Teleworking could have a positive impact on the costs of supervised entities, on the environment due to less traffic and on our work-life balance.
It is safe to say that the main supervisory work will continue together with new measures that had to be taken, as recommended by the European Insurance and Occupational Pension Authority, EIOPA, which represents all national insurance supervisors within the European Union.
The CAA had to perform some top down stress tests to simulate the potential impact of the Covid-19 crisis on balance sheets and foresee possible requirements for insurers. This of course is dependent on the figures that are reported by companies.
Wirion adds: “We called up companies where we thought that there could be problems. Some companies contacted us to share and discuss their concerns. In some cases we intensified supervision, replacing quarterly reporting by monthly reporting. We took these measures in conjunction with the industry of course.”
According to Claude Wirion it is still too early to tell what the medium-term or long-term impact is. Insurance, especially in the non-life business, is quite aligned with the overall economic situation. If businesses are disappearing there will be fewer clients for the insurance industry.

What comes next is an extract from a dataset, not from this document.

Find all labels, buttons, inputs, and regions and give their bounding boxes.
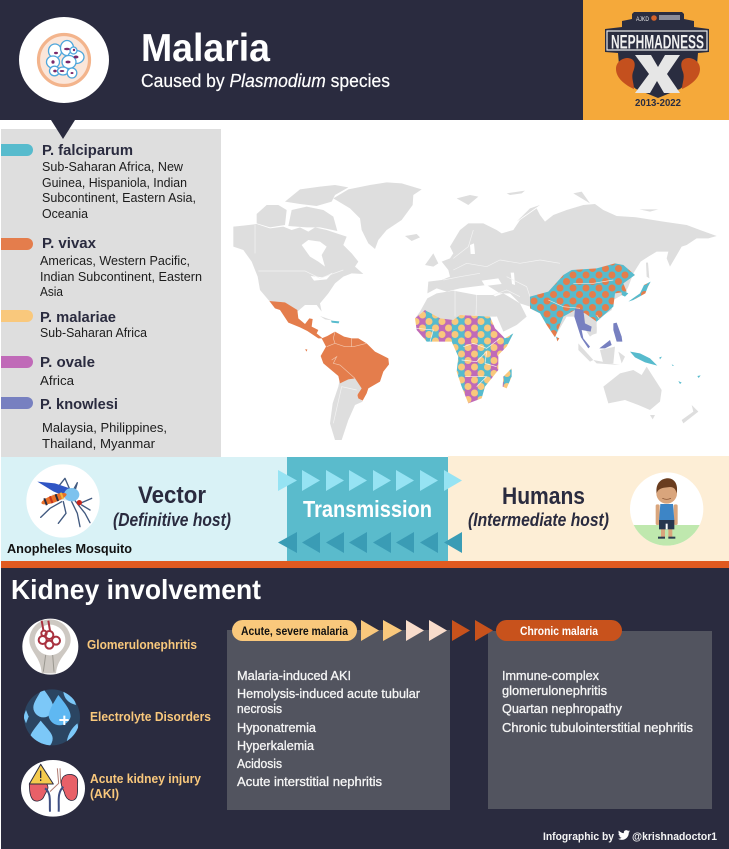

The insurance industry has proven to be quite resilient even if they were not prepared for a pandemic of this size. As we look forward, both in the short and the long term, few can predict every step in the evolution of this pandemic. This being said we can see trends emerging and can safely ascertain some key themes that will emerge from the crisis.
Marx sees three key areas of sustained change; the adoption of teleworking, the acceleration of digitalisation and heightened hope for the EU green deal. “Teleworking could have a positive impact on the costs of supervised entities, on the environment due to less traffic and on our work-life balance,” predicts Marx. “I also see an acceleration of digitalisation, a positive for our ecosystem, including start-ups, Fintechs and specialist service providers.”
Wirion, who sees similar themes in the insurance sector, doesn’t expect immediate issues within the sector either. “We are not overly worried. I’m sure that the insurance industry will be able to prove itself and provide solutions in the future. Of course, there will not always be a solution for every problem; but. I remain optimistic and I truly hope that we can revert to normal soon. We are looking forward to that moment,” says Wirion hopefully.
As confinement is gradually eased in line with government decisions, this does not mean that one should not remain alert.
“We have to remain vigilant as to the liquidity and solvency of supervised entities. At present, we encourage supervised entities to continue relying on teleworking, which remains the best social distancing tool for banks and other supervised entities,” counsels Marx.